Many women who work with mercury in the mines, or those who buy from the fume-filled alleyways, are unaware of the health impacts of mercury.

But even if they do, this is their livelihood.

In August, the Minamata Convention on Mercury, a global treaty to reduce the use of mercury, came into force. Ratifying countries must develop plans to eliminate harmful mercury use, promote mercury-free mining and improve miners’ health.

While almost 130 nations signed the agreement, about 40 – including Kenya, Tanzania and Uganda – have not ratified it, according to Reuters.

With no concrete action plan in place, many miners are concerned of what will happen to their jobs if mercury is banned from use.

In the untied markets of Masara town, where vendors shout into the early evening and shoppers weave through the tight alleyways, gold is sold in corrugated-iron shacks. Image courtesy: Oliver W Jarvis

IPEN, and other organisations researching into the use of harmful chemicals in mining, are looking at phasing out the use of mercury.

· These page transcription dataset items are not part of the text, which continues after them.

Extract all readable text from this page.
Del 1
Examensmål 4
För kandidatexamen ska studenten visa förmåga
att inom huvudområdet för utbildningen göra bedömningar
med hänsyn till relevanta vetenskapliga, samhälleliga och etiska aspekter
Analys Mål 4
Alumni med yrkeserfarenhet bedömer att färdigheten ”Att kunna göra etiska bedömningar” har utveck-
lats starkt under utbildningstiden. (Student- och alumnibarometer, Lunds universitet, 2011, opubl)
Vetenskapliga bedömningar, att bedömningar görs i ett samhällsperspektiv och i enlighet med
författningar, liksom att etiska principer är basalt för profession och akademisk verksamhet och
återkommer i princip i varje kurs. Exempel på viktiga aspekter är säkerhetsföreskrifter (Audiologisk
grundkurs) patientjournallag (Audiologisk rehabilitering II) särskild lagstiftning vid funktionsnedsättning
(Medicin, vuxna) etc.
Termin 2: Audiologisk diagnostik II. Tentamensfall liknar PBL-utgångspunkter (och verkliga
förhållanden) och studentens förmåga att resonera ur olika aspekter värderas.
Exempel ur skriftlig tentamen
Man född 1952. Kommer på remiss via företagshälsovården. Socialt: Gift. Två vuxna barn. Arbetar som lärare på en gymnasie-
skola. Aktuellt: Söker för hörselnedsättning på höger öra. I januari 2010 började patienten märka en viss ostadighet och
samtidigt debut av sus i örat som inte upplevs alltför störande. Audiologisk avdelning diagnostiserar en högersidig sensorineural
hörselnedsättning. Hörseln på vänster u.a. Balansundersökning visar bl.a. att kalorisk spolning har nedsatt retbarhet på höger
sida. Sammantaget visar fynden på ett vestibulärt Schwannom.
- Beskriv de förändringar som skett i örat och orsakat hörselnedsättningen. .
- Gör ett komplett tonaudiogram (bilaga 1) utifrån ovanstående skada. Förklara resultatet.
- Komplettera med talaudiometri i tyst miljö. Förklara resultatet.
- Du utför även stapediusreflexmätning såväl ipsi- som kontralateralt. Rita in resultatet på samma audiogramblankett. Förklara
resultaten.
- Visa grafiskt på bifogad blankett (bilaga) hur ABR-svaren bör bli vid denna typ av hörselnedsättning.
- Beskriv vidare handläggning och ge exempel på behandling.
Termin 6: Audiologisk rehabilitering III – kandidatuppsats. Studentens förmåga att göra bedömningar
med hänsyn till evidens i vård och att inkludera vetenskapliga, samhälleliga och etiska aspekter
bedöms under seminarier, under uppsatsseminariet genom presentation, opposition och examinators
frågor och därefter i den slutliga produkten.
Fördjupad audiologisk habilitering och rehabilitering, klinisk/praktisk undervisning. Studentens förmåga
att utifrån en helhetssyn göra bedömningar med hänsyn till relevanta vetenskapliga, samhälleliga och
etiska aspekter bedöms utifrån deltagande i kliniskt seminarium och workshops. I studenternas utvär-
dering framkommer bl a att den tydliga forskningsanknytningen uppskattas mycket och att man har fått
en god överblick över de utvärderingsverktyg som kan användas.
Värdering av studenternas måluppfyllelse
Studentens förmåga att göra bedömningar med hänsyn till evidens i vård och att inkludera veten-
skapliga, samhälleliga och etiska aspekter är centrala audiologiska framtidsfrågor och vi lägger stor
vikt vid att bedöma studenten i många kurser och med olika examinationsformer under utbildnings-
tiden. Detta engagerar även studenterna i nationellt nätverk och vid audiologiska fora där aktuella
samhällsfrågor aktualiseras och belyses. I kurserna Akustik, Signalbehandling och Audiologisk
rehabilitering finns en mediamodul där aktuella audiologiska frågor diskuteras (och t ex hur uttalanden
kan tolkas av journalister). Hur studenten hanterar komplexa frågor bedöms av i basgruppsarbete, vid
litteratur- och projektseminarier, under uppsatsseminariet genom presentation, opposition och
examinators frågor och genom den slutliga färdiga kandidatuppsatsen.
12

Griffins believes that by bringing in the alternative technologies that have been proven and are found to be more effective in extracting gold, it can help persuade those using mercury to jump ship. However many of these alternative technologies are too pricey, and not readily available to the people in the region.

Organisations have also turned their attention to those importing the chemical.

“We need to address the sources of mercury import and trade in the country,” Griffins told me.

“If we can remit the supply, and also the trade, of mercury, then we can address the problem that we see – and the effects.”

However, with over 10,000 informal gold mines in the region, and hundreds of thousands employed in the industry, this is a huge task.

As Kenyan authorities work to officially phase out the use of mercury in its mines, they not only face changing the mindset of the miners – but also of the communities that have thrived because of it.